When Nate and Amy Smoker were married in 2003, they moved into a 1,300-square-foot, three-bedroom home at 119 Edwards Ave. in Pass Christian.
    Built in the 1970s, the house needed a decor change from retro to a more modern look.
    Within two years, cabinets were refinished, bathrooms were updated and the living room was remodeled.
    After the couple found out they were expecting their first child, one of the bedrooms transformed into a nursery with walls painted "dancing green."
    Jacob was born eight weeks before Katrina demolished his new home.
    "When we saw all of the debris piled as high as 15 feet on our lot, we knew everything was going to be all right," said Amy. "It was emotional but despite our emotions, there was an assurance in our hearts that God was going to provide."
    Part of that comfort came from finding the only item Katrina left unharmed - a handmade quilt given to the couple as a wedding gift by Nate's Amish grandmother.
    The Smokers moved to Lancaster, Pa., after the storm to live with family, but after their pastor called to request Nate's administrative assistance with relief efforts, they moved back to South Mississippi and lived in a house provided by the church until they could rebuild.

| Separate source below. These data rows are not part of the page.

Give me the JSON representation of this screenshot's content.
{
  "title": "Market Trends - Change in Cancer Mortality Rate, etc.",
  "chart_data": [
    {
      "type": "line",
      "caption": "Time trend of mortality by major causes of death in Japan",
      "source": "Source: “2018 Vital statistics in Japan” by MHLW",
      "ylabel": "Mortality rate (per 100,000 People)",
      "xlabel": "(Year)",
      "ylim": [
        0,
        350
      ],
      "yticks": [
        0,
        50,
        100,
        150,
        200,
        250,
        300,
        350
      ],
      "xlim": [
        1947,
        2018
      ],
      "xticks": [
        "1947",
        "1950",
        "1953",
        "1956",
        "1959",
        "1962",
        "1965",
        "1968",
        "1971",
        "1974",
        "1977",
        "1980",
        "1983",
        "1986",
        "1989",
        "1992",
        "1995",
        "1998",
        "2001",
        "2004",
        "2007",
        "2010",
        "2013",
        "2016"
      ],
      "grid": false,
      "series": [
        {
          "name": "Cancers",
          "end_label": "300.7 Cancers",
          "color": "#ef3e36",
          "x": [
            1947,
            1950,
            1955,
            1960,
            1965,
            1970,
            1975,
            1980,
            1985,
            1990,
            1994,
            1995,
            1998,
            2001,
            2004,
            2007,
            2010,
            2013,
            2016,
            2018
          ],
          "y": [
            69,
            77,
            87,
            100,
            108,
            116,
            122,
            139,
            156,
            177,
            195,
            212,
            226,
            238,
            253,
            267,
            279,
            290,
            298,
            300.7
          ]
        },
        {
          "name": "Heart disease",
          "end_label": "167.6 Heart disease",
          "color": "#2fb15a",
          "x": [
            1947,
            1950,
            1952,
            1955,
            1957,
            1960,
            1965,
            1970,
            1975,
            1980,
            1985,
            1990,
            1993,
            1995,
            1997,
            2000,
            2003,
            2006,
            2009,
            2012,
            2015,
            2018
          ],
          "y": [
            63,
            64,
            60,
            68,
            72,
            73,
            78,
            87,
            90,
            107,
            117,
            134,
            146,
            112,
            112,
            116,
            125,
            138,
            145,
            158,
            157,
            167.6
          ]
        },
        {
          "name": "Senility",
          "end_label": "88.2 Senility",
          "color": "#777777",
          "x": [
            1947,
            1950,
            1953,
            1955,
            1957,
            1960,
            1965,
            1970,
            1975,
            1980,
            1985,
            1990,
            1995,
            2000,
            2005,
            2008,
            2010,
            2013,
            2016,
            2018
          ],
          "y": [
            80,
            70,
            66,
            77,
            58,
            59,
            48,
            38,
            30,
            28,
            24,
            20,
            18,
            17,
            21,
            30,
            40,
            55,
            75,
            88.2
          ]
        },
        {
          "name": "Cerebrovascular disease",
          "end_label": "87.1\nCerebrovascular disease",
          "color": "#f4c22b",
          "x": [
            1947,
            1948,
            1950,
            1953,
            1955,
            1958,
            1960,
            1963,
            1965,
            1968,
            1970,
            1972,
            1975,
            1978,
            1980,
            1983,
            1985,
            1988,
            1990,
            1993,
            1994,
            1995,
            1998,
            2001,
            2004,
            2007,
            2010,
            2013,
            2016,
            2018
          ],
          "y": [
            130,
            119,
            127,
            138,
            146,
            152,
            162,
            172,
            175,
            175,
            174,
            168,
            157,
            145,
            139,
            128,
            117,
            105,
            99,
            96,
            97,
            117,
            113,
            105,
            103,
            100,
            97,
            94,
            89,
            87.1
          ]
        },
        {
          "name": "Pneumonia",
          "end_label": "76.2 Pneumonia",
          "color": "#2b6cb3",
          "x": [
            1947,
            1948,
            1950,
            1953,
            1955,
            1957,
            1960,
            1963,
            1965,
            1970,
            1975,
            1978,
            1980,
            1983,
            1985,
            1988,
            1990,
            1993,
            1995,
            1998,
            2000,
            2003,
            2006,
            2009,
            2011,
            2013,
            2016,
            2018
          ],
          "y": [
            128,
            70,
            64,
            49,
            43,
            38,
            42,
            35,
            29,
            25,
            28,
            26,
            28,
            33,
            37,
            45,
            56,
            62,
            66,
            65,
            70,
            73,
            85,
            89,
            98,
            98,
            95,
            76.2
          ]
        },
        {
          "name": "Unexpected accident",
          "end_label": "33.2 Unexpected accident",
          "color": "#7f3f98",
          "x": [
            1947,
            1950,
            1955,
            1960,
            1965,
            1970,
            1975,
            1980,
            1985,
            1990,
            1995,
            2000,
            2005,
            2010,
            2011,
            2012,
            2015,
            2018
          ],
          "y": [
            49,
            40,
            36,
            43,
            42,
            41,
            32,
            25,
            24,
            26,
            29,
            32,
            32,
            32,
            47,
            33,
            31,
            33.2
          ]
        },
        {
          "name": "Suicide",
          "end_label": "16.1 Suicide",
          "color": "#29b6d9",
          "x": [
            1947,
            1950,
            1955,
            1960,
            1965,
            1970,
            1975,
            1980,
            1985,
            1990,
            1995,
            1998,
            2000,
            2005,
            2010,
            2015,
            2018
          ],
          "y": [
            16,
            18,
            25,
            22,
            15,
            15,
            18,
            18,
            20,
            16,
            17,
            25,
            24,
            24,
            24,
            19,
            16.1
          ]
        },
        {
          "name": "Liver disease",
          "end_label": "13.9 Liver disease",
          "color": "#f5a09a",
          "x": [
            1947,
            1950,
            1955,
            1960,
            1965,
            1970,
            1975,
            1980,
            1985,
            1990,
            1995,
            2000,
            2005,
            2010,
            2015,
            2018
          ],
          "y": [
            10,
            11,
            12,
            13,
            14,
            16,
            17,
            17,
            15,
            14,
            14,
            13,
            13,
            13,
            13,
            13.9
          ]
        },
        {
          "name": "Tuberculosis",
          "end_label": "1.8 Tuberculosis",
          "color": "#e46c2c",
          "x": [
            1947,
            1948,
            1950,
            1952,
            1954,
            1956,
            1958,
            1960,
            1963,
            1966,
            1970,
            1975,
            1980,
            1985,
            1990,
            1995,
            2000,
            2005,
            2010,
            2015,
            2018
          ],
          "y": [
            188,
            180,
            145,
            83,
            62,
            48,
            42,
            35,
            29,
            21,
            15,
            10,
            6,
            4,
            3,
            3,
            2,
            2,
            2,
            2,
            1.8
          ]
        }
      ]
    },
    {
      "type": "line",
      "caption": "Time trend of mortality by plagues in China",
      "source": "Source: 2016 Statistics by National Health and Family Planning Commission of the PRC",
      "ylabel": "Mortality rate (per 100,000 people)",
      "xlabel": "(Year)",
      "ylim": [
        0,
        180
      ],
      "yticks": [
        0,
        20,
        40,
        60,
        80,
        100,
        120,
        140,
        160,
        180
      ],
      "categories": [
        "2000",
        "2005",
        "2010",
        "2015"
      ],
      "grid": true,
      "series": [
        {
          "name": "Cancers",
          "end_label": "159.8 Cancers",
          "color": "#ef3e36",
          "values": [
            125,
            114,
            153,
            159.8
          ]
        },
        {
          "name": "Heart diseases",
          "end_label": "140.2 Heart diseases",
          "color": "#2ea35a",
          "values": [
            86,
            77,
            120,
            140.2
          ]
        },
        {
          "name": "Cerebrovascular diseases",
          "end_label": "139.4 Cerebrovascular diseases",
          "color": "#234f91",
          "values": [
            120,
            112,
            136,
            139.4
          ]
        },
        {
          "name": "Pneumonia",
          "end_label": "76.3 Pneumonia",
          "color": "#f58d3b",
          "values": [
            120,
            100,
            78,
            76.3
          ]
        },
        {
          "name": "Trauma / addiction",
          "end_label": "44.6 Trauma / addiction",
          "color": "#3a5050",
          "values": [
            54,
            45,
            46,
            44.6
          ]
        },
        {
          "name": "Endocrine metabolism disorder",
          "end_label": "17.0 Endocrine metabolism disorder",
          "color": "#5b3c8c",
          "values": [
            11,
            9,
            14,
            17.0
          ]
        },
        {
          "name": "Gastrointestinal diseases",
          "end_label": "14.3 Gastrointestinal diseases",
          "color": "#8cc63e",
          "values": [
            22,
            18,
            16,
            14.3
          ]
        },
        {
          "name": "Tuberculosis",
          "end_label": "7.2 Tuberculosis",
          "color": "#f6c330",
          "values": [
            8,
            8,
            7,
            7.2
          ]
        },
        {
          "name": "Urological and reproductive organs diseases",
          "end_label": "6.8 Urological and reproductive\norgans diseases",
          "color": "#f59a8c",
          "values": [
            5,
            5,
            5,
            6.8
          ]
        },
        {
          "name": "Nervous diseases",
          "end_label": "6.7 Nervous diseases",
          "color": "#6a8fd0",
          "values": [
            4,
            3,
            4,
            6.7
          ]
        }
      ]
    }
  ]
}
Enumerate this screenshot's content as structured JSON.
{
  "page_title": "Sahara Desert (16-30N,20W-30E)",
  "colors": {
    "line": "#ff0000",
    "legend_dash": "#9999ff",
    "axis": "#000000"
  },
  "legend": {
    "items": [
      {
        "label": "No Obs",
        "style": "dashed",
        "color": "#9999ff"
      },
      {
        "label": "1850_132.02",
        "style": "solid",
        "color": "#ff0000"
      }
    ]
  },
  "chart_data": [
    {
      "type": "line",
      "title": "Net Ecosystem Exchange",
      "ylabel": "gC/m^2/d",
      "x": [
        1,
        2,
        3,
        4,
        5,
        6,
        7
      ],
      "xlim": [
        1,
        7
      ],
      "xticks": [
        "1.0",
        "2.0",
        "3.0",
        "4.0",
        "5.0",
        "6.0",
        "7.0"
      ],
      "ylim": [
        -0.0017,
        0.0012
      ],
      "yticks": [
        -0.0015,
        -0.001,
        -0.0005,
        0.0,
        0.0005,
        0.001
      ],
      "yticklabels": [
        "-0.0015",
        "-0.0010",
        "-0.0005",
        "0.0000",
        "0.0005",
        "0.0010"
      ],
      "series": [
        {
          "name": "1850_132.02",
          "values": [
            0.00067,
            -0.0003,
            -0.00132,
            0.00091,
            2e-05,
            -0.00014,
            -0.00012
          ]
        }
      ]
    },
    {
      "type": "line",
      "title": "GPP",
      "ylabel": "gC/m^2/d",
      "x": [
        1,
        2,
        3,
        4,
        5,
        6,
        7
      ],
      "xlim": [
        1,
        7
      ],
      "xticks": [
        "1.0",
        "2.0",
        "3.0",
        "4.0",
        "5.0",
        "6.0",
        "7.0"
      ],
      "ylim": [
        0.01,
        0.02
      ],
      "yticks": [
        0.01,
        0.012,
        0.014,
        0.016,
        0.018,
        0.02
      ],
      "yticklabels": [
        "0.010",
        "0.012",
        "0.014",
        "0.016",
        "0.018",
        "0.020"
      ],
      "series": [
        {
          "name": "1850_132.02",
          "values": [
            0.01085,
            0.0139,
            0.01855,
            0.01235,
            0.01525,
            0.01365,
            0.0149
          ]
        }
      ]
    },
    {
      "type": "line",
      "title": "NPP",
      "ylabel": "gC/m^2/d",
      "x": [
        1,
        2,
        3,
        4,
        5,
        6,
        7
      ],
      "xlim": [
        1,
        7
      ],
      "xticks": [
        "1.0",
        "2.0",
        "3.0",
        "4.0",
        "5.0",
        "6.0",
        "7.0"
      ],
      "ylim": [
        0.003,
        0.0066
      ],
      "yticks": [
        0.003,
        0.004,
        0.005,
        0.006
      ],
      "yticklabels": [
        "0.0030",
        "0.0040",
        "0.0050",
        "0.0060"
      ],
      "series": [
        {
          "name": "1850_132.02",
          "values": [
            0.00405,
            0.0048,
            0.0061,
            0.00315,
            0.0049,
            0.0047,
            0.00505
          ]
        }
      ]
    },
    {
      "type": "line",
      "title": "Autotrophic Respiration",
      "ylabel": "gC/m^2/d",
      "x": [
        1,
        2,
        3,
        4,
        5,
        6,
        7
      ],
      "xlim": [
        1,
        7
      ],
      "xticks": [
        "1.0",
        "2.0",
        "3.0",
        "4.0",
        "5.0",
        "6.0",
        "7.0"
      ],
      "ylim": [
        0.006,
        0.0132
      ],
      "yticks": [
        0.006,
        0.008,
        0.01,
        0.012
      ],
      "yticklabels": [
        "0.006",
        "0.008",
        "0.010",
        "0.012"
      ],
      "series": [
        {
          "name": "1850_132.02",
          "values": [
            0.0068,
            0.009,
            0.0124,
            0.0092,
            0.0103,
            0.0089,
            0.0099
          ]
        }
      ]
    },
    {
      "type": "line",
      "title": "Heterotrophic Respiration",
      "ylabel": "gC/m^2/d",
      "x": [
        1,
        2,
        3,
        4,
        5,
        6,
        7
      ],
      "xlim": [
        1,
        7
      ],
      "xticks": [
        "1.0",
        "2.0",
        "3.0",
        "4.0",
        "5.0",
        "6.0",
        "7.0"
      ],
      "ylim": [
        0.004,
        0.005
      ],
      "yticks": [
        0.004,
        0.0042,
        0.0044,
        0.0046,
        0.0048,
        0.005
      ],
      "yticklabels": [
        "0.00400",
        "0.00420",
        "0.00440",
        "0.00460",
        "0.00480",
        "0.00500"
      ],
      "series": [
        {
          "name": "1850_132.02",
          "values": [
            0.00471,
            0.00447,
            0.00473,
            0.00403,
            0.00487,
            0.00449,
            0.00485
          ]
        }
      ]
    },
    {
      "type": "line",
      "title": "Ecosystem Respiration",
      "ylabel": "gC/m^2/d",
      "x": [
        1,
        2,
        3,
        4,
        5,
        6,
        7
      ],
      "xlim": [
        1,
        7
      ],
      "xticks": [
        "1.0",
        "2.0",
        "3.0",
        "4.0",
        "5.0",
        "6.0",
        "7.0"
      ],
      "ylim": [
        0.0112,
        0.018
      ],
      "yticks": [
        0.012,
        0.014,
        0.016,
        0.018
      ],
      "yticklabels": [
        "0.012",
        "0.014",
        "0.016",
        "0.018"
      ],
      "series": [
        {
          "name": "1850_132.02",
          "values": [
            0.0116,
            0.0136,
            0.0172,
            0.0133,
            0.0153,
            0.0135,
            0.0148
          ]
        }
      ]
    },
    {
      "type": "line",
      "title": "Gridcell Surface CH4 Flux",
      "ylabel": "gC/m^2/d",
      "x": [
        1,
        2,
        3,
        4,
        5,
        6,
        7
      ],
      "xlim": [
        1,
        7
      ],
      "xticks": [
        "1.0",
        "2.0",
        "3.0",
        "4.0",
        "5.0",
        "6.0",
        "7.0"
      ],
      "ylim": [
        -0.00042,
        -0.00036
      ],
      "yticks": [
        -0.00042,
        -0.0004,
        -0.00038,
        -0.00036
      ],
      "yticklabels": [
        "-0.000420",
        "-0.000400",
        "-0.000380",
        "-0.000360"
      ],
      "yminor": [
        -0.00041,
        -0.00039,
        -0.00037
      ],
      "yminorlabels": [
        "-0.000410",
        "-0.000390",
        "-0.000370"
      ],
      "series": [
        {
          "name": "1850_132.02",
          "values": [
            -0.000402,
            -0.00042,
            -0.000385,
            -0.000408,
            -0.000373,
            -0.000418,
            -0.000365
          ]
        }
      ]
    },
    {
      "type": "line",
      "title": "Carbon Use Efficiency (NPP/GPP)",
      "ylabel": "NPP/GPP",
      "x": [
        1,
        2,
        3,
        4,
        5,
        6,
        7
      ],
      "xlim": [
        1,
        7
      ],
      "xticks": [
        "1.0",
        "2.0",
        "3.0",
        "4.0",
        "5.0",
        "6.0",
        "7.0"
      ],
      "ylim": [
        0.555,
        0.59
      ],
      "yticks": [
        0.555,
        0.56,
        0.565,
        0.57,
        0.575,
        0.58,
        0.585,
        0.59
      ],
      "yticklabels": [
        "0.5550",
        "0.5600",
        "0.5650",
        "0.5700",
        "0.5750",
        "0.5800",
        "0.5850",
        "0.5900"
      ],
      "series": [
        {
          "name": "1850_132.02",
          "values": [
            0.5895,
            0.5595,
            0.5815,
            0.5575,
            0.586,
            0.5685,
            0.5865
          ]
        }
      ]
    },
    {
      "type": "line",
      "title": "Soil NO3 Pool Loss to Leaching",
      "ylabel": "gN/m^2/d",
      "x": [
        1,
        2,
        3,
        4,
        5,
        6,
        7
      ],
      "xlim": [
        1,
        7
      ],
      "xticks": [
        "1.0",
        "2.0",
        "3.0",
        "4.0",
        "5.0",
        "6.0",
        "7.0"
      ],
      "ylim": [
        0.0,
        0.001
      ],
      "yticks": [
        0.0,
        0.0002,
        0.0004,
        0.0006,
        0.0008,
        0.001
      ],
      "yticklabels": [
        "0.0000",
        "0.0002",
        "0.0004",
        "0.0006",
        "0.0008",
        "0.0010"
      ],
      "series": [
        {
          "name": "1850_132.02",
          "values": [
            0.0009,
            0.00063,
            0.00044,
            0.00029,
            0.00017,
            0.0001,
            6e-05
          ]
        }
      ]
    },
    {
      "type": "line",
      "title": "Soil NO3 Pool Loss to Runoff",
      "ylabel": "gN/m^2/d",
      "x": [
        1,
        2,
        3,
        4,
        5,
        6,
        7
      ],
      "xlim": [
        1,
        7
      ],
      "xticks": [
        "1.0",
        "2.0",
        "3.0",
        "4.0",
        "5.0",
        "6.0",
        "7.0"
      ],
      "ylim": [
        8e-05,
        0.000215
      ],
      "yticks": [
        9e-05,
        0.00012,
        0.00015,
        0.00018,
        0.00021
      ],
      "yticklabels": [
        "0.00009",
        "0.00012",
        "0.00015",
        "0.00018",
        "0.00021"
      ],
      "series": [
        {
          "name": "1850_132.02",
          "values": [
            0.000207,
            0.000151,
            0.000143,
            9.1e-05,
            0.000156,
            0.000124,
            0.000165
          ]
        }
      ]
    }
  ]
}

    Before they left, an extraordinary thing happened.
    "It did not take long for news to spread around Pennsylvania that there was a native of the area who lost his home in Katrina," she said. "People called daily to ask how they could help. We received money daily in the mail. We were featured on their local news. Everyone wanted to do something."
    Teams were coordinated from the Northeast and nearly 200 volunteers drove to South Mississippi with supplies and began construction in February on a 2,200-square-foot, Cape Cod style home, nearly double the size of the first home.
    It took only 10 weeks to complete the home.
    Now expecting their second child in March, the couple is very thankful for the home that Lancaster County built.